Photo Credit ©Rimbaud Patron
Franco-British choreographer Sophie Laplane is based in the UK. She trained at The Conservatoire National Supérieure de Paris and spent a year at Ballet de Lorraine before dancing with Scottish Ballet for thirteen years. After taking up her career as a choreographer, the artistic director of Scottish Ballet Christopher Hampson appointed Sophie Artist in Residence in 2017.
Her creations for Scottish Ballet include Oxymore,, showcased at the Edinburgh Festival in 2013, Maze, which was later adapted for film and won Best Screen Dance Short at the 2015 San Francisco Dance Film Festival and Sibilo , billed as part of Scottish Ballet’s 2016 Autumn Tour and which in 2019 had its US premiere at the Ballet West Choreographic Festival in Salt Lake City. Her latest work, Dextera, a one act piece was created as part of Scottish Ballet’s 50th Anniversary Spring Bill, alongside Sir Kenneth Macmillan’s Elite Syncopations.
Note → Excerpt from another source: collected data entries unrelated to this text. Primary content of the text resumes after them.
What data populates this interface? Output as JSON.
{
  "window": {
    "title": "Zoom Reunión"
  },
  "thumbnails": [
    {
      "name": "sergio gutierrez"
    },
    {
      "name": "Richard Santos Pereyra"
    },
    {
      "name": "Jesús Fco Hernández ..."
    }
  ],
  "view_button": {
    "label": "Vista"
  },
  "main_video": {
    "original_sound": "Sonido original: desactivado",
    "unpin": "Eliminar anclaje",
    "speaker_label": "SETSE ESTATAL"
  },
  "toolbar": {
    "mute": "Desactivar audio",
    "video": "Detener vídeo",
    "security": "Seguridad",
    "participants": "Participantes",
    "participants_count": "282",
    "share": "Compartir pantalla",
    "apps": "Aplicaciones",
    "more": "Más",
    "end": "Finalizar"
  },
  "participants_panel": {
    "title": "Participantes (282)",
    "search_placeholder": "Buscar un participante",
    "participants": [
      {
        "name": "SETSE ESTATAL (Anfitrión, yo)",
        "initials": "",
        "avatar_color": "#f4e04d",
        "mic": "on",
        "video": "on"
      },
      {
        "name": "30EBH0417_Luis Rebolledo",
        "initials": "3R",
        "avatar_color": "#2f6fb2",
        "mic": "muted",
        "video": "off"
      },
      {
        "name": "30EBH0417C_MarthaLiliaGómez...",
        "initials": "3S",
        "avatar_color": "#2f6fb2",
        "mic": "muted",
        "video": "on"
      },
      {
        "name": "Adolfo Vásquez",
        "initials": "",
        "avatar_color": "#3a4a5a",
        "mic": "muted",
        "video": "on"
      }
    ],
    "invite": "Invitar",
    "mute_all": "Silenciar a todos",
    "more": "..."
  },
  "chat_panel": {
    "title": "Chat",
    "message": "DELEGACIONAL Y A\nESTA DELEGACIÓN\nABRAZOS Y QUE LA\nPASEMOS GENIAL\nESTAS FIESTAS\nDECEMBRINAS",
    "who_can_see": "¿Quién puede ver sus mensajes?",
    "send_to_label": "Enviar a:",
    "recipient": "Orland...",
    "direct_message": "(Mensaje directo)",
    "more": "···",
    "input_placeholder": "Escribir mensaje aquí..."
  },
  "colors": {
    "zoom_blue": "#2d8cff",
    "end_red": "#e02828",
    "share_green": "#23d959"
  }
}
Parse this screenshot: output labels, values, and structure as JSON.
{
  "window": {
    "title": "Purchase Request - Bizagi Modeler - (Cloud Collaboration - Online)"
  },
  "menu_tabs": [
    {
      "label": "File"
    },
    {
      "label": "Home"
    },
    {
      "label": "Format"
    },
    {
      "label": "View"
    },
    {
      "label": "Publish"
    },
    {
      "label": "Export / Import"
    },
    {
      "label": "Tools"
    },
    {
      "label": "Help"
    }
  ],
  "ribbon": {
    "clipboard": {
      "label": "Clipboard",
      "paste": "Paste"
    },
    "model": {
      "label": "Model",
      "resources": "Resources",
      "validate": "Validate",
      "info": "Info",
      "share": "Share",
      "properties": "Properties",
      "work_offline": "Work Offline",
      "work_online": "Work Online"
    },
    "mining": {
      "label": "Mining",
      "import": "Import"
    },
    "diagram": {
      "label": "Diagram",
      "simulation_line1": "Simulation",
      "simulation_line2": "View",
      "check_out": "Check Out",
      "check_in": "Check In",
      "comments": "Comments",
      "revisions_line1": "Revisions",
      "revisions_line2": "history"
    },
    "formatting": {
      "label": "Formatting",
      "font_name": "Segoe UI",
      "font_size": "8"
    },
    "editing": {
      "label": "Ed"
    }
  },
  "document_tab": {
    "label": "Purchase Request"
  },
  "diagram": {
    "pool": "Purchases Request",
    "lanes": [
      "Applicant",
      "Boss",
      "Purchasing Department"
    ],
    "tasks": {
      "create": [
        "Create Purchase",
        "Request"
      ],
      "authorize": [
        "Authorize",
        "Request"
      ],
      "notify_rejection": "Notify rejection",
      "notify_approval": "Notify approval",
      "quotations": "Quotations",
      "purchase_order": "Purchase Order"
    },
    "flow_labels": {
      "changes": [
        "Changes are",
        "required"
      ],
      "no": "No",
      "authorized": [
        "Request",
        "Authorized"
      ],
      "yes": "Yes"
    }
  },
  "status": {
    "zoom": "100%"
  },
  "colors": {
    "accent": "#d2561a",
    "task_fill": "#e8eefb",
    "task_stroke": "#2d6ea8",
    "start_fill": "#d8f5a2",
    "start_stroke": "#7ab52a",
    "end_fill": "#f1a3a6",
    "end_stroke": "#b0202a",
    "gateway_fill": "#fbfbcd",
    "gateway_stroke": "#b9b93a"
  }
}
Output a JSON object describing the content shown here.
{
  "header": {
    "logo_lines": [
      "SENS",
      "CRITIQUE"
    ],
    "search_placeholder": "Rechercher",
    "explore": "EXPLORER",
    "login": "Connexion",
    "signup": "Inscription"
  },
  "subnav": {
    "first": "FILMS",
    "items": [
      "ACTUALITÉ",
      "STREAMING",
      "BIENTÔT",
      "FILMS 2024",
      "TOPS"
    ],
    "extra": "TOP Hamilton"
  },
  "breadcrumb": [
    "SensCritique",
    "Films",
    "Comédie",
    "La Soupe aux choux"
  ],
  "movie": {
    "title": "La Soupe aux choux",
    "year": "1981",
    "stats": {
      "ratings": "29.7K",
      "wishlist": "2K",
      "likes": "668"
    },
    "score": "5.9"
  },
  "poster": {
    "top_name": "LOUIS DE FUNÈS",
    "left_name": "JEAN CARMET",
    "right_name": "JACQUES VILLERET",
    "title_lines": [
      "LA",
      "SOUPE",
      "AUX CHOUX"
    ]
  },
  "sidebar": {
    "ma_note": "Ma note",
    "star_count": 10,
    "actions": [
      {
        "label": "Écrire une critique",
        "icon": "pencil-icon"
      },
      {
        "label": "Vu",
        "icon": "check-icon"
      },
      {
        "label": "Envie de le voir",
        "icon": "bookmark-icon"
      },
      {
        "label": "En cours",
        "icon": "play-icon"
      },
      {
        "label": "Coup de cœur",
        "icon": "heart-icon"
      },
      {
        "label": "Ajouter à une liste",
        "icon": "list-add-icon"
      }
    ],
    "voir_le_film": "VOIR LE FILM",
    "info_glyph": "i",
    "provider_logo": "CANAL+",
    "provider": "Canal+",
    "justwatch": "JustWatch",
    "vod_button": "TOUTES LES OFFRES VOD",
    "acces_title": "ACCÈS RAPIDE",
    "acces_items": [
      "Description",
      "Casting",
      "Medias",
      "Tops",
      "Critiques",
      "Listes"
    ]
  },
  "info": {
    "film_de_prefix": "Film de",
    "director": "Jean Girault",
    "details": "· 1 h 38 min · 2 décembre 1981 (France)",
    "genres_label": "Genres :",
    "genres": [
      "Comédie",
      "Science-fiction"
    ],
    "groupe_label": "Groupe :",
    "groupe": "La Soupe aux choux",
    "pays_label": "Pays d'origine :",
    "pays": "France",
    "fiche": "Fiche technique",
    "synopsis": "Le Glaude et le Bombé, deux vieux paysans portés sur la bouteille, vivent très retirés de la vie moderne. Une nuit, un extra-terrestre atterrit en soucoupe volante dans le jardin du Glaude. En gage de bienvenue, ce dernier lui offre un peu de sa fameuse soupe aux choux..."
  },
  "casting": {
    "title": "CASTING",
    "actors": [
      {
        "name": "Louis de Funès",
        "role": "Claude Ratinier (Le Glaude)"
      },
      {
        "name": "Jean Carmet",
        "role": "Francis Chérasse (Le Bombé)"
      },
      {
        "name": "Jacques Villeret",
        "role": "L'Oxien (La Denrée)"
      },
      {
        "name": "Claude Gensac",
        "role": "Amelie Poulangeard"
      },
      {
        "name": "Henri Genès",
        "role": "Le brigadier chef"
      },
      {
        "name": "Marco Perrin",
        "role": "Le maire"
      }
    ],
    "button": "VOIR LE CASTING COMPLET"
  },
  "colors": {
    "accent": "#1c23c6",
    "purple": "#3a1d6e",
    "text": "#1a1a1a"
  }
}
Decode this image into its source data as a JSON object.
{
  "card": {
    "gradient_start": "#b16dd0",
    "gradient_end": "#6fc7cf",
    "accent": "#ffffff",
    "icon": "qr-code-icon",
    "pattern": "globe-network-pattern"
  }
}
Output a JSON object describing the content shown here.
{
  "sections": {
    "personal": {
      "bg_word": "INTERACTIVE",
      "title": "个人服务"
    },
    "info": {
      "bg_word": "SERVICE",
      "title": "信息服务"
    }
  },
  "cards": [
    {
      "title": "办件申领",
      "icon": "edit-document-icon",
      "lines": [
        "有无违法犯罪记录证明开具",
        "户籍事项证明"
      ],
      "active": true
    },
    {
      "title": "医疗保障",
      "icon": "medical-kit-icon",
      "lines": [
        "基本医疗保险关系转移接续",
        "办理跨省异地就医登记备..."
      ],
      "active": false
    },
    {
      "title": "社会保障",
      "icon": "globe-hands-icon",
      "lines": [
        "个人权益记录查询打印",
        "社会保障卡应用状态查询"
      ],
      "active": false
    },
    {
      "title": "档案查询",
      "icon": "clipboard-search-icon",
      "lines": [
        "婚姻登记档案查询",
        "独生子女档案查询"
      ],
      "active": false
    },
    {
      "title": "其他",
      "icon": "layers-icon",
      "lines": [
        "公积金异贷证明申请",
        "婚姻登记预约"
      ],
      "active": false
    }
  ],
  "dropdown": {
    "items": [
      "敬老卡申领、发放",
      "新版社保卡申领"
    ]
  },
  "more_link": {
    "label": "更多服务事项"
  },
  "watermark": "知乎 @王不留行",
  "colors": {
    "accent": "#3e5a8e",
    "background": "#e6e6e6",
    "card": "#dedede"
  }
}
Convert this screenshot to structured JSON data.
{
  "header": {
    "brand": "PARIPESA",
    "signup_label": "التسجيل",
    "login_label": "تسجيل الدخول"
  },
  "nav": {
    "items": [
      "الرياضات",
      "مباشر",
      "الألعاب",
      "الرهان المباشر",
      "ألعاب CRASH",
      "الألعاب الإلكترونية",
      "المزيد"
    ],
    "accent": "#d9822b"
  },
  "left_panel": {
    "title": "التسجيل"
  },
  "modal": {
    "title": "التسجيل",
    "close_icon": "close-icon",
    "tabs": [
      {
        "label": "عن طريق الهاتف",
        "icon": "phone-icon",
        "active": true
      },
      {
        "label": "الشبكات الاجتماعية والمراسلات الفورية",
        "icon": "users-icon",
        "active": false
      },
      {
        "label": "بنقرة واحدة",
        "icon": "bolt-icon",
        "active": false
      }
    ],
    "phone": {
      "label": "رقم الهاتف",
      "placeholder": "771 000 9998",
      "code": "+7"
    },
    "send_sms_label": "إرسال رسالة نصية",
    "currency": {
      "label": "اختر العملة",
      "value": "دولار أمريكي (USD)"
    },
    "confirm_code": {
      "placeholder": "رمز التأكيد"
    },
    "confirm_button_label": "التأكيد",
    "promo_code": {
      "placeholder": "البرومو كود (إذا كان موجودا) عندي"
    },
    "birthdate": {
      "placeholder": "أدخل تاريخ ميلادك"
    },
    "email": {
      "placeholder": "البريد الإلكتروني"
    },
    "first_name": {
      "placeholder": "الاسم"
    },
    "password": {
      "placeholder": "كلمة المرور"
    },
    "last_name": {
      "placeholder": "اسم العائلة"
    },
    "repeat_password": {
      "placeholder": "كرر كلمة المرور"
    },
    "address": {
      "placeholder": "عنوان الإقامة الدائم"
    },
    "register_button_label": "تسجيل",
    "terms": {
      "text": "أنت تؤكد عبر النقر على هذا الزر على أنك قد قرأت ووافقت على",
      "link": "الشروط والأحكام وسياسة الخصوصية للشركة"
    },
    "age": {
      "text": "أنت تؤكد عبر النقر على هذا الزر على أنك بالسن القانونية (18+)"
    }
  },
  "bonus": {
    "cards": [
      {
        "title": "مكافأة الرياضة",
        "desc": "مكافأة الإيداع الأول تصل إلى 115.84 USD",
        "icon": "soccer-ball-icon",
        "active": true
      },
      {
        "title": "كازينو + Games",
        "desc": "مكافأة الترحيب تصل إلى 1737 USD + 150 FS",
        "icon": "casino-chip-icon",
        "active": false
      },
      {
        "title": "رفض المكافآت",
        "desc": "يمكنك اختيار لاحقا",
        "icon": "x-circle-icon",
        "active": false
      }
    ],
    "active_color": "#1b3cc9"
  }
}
As part of Scottish Ballet’s Digital Season 2019, Sophie created A Work in a Week: Idle Eyes which was live-streamed throughout the process.
For Ballet Black, Sophie created, Click! which premiered at The Barbican, London in 2019, and the previous year she created Watusi for the National Youth Ballet UK at Sadler's Wells, London.
Sophie was first invited to take part in New York City Ballet's New York Choreographic Institute in 2018 when she created Vis-à-Vis and returns there again in Spring 2020. Concurrently, Scottish Ballet will present Sibilo at the Joyce Theater in New York and in London at the Royal Opera house, the Linbury Theatre in March 2020.
Sophie has a Masters Degree in Choreography, from The Central School of Ballet, London.
Her choreographic style is characterised by its inventiveness and wit , portraying the complexity of human interaction from the raw and brutal to the poetic and tender. Above all, Sophie wants her work to be accessible and for audiences to relate to the humanity inherent in her choreography.
Photo Credit ©Kenny Mathieson
Photo Credit ©Rimbaud Patron
Photo Credit © Christina Marie Riley
"For me choreography is a way of creatively expressing myself. It's the desire of wanting to translate a concept into movement. It's a sort of puzzle, most of the time it feels as though you are a creative detective in many ways - you have this idea or concept and the concept is effectively a big puzzle. You have to find the links between different parts of the puzzle and you don't know where each turn will take you.
I enjoy using everyday things as simple props choreographically. I am drawn to strong visual images and these play into the quirky and angular movements that i use within my work. I feel humour is both useful and interesting on stage. Most of all i try to create something that people can relate to or identify with.
The puzzle eventually makes sense when all of the pieces finally fit together but there are always little sections or extra pieces left. These become part of the next puzzle i create."